La storia di Cuoche Combattenti, che crea lavoro per le donne vittime di violenza con un laboratorio culinario
I muffin sono salati e preparati con il pesto di melanzane. Una marmellata è cucinata con le prugne settembrine, l’altra con pere e noci. Le mandorle sono pralinate e il pane è impastato con i grani antichi. A cucinare in una bottega di Palermo è Nicoletta Cosentino. Sulla vetrina del negozio è disegnata una mano che stringe un mattarello. Sotto, una scritta: “Cuoche Combattenti”.

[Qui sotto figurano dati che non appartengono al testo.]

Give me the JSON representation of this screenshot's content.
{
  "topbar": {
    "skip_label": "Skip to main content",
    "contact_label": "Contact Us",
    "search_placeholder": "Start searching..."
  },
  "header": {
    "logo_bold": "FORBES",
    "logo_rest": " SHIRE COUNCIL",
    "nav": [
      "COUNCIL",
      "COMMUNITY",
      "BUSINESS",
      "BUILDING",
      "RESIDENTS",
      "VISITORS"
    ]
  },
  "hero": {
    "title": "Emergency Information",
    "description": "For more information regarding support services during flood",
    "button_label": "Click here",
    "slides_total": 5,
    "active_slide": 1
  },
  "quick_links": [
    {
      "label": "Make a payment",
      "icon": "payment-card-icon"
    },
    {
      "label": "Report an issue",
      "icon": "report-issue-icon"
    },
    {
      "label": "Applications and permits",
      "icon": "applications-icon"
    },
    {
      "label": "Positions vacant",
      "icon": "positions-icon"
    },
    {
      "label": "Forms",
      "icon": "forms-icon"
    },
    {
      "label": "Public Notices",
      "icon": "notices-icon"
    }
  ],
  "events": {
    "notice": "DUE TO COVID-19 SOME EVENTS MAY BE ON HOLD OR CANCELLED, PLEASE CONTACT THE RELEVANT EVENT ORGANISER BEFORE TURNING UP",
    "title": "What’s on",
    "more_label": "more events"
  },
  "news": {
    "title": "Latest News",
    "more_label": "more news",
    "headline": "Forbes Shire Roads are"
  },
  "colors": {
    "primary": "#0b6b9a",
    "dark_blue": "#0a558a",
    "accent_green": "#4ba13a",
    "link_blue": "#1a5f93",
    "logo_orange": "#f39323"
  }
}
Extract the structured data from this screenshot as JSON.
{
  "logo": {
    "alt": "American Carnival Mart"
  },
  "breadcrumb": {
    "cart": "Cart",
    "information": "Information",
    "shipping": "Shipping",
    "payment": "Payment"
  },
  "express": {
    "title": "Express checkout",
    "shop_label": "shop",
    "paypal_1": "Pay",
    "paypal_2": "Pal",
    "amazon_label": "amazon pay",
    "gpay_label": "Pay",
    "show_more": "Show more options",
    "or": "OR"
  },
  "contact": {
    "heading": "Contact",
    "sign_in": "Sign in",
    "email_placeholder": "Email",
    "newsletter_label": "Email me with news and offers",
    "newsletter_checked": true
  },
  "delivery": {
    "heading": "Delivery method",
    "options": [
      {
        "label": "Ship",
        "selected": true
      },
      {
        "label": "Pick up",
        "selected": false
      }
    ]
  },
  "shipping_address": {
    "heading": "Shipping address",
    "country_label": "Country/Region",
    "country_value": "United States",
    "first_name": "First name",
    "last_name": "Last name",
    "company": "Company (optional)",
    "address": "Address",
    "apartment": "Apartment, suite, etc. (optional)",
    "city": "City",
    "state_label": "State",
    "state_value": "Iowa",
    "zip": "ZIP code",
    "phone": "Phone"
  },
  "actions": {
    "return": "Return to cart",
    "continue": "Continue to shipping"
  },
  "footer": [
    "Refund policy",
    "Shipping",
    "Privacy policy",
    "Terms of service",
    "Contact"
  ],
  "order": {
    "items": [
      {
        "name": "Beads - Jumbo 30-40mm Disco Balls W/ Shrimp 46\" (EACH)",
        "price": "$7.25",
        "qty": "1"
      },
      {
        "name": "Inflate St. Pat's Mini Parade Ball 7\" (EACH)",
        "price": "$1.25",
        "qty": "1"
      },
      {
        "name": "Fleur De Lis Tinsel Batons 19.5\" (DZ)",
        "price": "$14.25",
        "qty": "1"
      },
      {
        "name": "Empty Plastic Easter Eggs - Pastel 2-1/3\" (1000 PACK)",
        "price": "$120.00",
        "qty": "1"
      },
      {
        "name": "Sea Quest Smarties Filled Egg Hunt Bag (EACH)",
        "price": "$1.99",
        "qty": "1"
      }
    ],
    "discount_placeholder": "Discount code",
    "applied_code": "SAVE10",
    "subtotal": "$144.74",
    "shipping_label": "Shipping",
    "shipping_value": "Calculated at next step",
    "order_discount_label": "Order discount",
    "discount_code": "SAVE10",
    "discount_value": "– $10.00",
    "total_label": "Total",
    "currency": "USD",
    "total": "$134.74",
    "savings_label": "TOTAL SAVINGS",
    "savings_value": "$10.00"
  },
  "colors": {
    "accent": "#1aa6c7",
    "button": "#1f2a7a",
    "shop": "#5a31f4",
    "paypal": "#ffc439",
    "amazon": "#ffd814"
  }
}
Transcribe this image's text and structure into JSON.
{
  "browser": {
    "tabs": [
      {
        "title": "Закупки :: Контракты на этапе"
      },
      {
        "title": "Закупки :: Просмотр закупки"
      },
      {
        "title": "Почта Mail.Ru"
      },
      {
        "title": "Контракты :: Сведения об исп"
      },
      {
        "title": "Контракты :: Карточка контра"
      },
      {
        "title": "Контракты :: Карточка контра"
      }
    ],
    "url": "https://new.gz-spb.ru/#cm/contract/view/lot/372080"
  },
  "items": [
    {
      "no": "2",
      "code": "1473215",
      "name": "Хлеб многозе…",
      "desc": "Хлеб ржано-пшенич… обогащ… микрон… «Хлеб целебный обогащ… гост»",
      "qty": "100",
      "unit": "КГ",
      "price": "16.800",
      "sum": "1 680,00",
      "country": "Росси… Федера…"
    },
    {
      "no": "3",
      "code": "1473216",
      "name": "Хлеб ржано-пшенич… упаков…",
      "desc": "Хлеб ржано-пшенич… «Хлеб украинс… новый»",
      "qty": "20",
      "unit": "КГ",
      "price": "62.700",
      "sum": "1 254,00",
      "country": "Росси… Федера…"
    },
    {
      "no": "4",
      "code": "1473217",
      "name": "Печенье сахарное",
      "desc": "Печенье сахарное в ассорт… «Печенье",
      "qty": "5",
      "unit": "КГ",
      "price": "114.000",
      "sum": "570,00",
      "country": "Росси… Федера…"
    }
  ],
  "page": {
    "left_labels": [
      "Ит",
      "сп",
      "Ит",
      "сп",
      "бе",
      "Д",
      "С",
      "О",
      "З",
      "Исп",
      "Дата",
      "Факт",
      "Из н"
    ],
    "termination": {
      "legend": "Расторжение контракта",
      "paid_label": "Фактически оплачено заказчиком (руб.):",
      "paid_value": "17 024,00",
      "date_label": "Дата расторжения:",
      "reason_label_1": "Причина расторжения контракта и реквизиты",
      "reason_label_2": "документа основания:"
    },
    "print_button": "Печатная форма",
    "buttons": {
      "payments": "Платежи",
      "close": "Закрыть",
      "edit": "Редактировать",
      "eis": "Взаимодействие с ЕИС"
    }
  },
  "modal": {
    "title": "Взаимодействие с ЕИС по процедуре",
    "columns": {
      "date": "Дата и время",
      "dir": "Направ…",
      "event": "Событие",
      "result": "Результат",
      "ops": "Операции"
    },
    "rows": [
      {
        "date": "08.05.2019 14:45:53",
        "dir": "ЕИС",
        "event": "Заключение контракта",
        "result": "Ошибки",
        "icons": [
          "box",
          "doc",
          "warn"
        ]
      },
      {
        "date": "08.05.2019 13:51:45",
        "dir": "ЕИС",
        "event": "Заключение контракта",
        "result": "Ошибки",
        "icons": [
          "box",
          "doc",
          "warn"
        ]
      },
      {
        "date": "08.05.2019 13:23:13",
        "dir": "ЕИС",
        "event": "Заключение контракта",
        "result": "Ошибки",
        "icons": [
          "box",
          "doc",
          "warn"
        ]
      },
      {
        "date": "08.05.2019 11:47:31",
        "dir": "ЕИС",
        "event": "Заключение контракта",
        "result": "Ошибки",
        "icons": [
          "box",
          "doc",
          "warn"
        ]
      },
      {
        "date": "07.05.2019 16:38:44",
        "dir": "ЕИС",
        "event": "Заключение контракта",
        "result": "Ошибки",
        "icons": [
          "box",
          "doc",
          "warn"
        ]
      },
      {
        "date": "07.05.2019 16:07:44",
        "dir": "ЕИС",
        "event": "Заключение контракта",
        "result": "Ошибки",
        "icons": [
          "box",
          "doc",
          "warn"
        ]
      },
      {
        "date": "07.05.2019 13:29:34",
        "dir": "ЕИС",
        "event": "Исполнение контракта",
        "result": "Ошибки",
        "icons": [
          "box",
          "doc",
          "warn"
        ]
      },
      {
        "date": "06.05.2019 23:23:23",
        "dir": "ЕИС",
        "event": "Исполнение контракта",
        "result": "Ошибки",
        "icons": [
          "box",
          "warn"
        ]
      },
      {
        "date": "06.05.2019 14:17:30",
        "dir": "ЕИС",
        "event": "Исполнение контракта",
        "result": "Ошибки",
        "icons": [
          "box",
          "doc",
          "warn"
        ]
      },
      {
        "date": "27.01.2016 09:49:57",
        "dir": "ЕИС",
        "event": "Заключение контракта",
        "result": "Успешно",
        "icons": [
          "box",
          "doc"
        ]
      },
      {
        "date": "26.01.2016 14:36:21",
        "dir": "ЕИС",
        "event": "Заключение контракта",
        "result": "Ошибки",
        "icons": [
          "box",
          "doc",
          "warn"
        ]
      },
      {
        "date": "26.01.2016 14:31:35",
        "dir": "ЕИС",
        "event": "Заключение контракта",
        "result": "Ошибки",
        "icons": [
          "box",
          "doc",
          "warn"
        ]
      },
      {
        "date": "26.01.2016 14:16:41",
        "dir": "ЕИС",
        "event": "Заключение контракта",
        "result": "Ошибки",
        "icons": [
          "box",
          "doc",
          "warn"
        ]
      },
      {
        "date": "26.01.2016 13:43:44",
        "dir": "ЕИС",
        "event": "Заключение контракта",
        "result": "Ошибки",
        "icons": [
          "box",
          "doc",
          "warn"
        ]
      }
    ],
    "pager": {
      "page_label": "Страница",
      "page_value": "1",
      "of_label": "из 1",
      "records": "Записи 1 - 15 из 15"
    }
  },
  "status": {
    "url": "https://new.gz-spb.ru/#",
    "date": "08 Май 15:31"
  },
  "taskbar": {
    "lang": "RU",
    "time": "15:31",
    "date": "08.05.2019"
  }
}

“All’inaugurazione c’è stato il pienone. È stato un momento di condivisione che mi ha commosso”, racconta a TPI Cosentino, chef e madre di due bambini. Cuoche Combattenti nasce da una sua idea, arrivata alla fine di un percorso durato quattro anni nel centro antiviolenza Le Onde. Un progetto di imprenditoria sociale che crea opportunità di lavoro e integrazione per donne che escono da una storia di abusi maschili. Il cibo, e l’atto di cucinare, diventano un gesto di cura per se stesse e le altre.
Il percorso di Nicoletta inizia nel 2015. “Non riuscivo a separarmi da mio marito. C’erano molte resistenze ma grazie alle operatrici del centro ho iniziato a prendere consapevolezza di quello che avevo vissuto, che prima non riuscivo a razionalizzare”, spiega. “La violenza psicologica è nascosta, ed è più difficile da riconoscere, perché quando gli abusi sono vissuti all’interno di una coppia si tende a interpretarli come comportamenti normali”.
Cuoche Combattenti nasce mentre Nicoletta fa uno stage in un’impresa locale. Ai fornelli de I peccatucci di mamma Andrea, inizia a cucinare. “Tornare al lavoro è stato come rinascere. Quando sono uscita, mi sono chiesta: ‘E tutte le altre che continuano a essere abusate?’. Volevo fare qualcosa anche per loro e restituire il sostegno che avevo ricevuto”.
Ogni prodotto preparato da Nicoletta ha un’etichetta contro la violenza: una frase che smonta gli stereotipi sulla donna come vittima e la valorizza come protagonista della sua vita, libera nelle sue decisioni e consapevole delle sue potenzialità.
“Ora nella bottega verranno a lavorare tre ragazze. Una di loro è uscita da un centro antiviolenza e le altre sono due giovani ragazze migranti. Il lavoro è un primo passo per l’autodeterminazione”, spiega Cosentino. Che aggiunge: “All’apertura dell’impresa hanno contribuito economicamente Banca Etica per l’accesso al microcredito e la rete nazionale antiviolenza D.i.r.e.“.
Le conserve sono preparate con prodotti locali a km zero, le ricette sono tradizionali e la vendita è inserita nella rete del consumo critico e solidale in un percorso condiviso con altre realtà di Palermo. “Ho scelto il nome Cuoche Combattenti perché mi sento una combattente”, spiega Cosentino. “Ho lottato per la mia libertà e ora questo progetto vuole lottare per la libertà di tutte”.